The modelling work is being undertaken by Dutch applied research organisation Deltares using complex modelling techniques developed at their Delft headquarters. Deltares was asked to look at the dispersion behaviour of sediments released during the proposed extraction process.
The modelling results will now be independently evaluated.
CRP is planning to take rock phosphate nodules from the seabed on the Chatham Rise using a trailing suction dredge. This will involve jetting to loosen the sediment, sucking the material up a pipe to the ship, separating the nodules and re-depositing the remaining material onto the seafloor.
The Deltares models are designed to predict the turbidity effects and sedimentation patterns of the material returned to the seafloor, taking into account seasons, currents, temperatures, salinity, velocity, location, method of deposition, etc. The models are based on the proposed mining plan that involves extraction in identified areas for four days out of 10 to 12, with the rest of the time dedicated to transit to and from port and for unloading.

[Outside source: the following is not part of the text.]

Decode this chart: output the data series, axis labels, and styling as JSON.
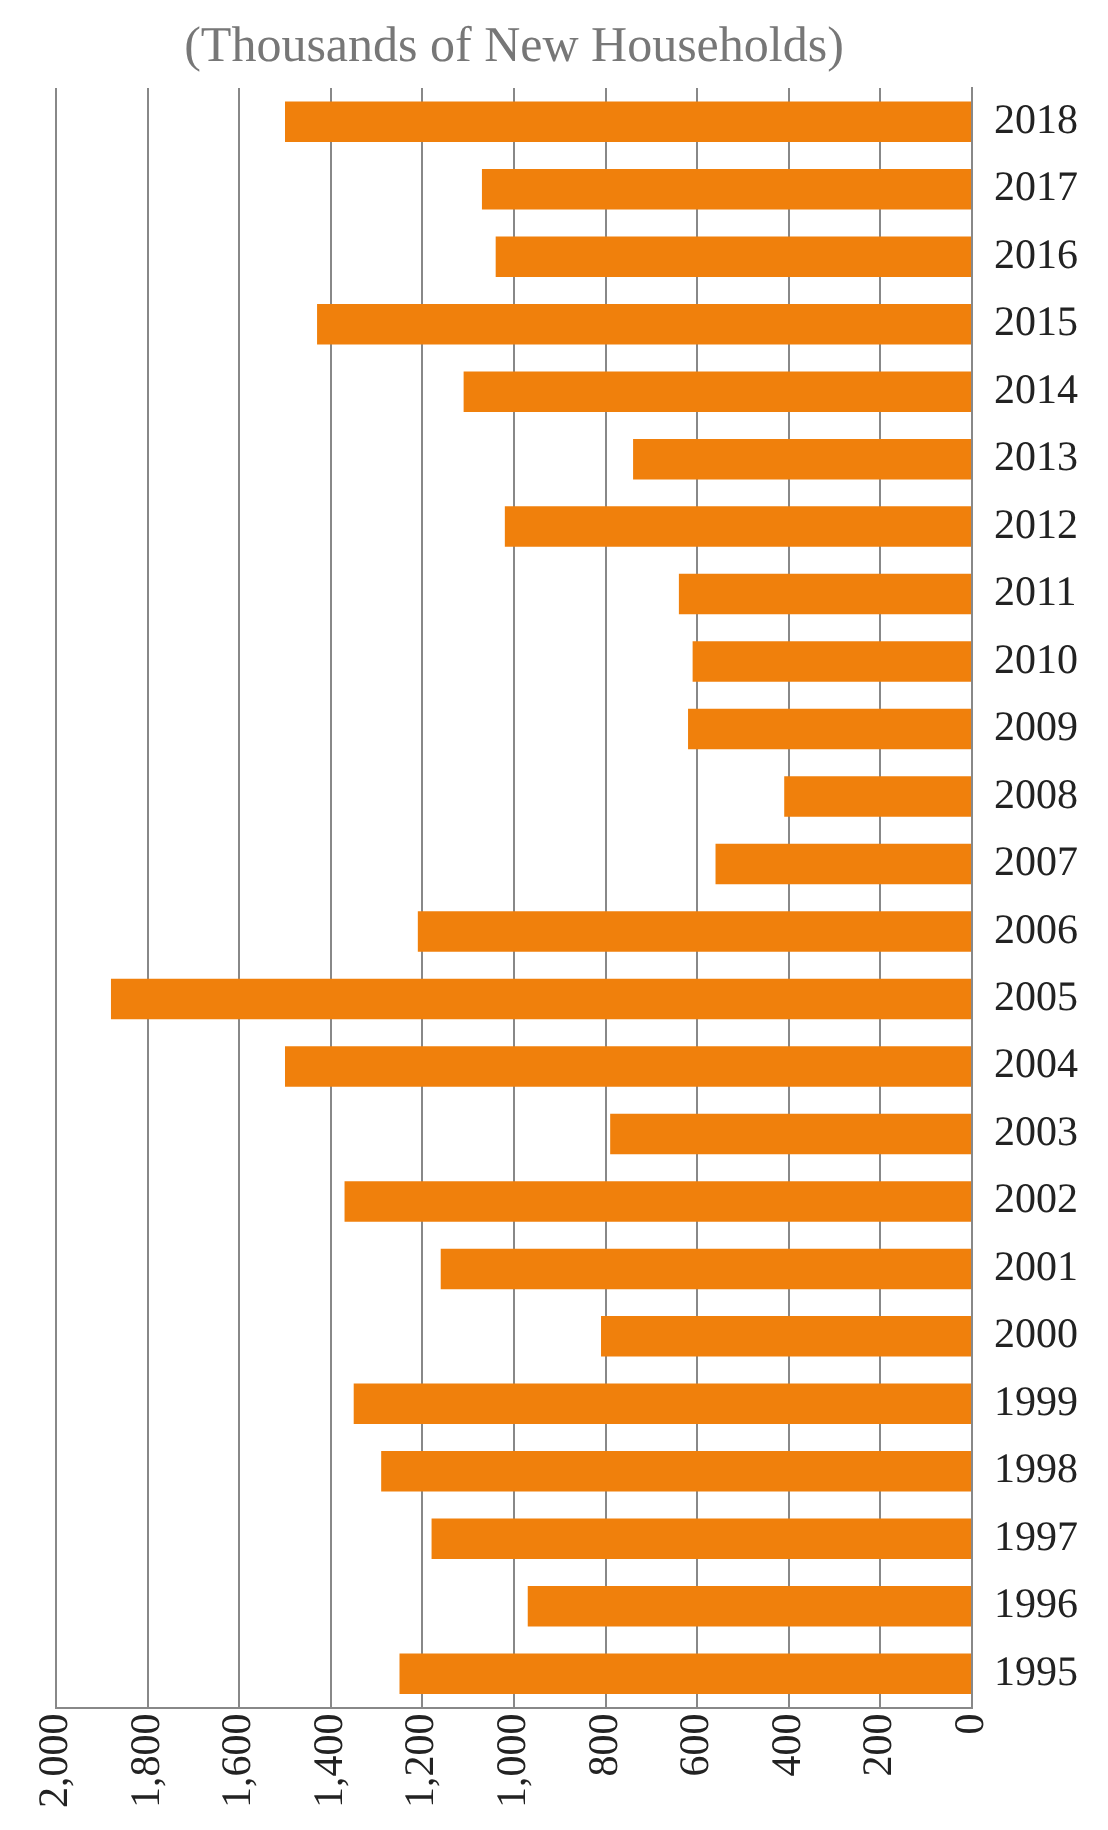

The model parameters are derived from analyses of sand and silt samples recovered during research voyages earlier this year. The modelling is being carried out to identify potential impacts on water column or seabed marine life and to help design a mining system that minimises these effects.
The initial findings predict that most of the sediment (10 – 20 cm per cycle) is returned to the seabed parallel to the mining track, near its point of origin. The thickness of sediments deposited outside the mining area is in the order of a few mm per cycle, and small amounts are transported through the water.
The modelling predicts “high sediment concentrations are only observed during the mining activities. During the transitional period (in between mining cycles) sediment concentrations reduce rapidly.
“Sediment concentrations outside the mining area are generally low (less than 1 milligram per litre). Due to direct placement on the seabed, the average vertical dispersion is limited; sediment concentrations decay rapidly in the lower 10m of the water column.
“Once mining activities are interrupted, maximum sediment concentration values reduce below 0.02 milligrams per litre for the clay fraction (within 72 hours) and below 0.01 milligrams per litre for the silt fraction (within 24 hours).”
CRP chief executive Chris Castle said these initial results, which are now to be subjected to further independent review, were encouraging.
“The environmental effects have been a key focus in the design of the mining system because we want to minimise the amount of material dispersed in the water column and across the seafloor.
“With the current mining plan we expect that about 30 square kilometres will be disturbed each year. Over the entire project life of 15 years that’s just 0.1 per cent of the Chatham Rise.
“We’re encouraged by the potentially low environmental impacts predicted by the models. When added to the low cadmium of the product, its low carbon footprint (compared to imported alternatives) and low run-off features when directly applied to pastures, this potentially provides another significant environmental plus.”
Mr Castle said more modelling is being done and will be evaluated, and the results will form part of the information being compiled for the marine consent application to the Environmental Protection Authority next year.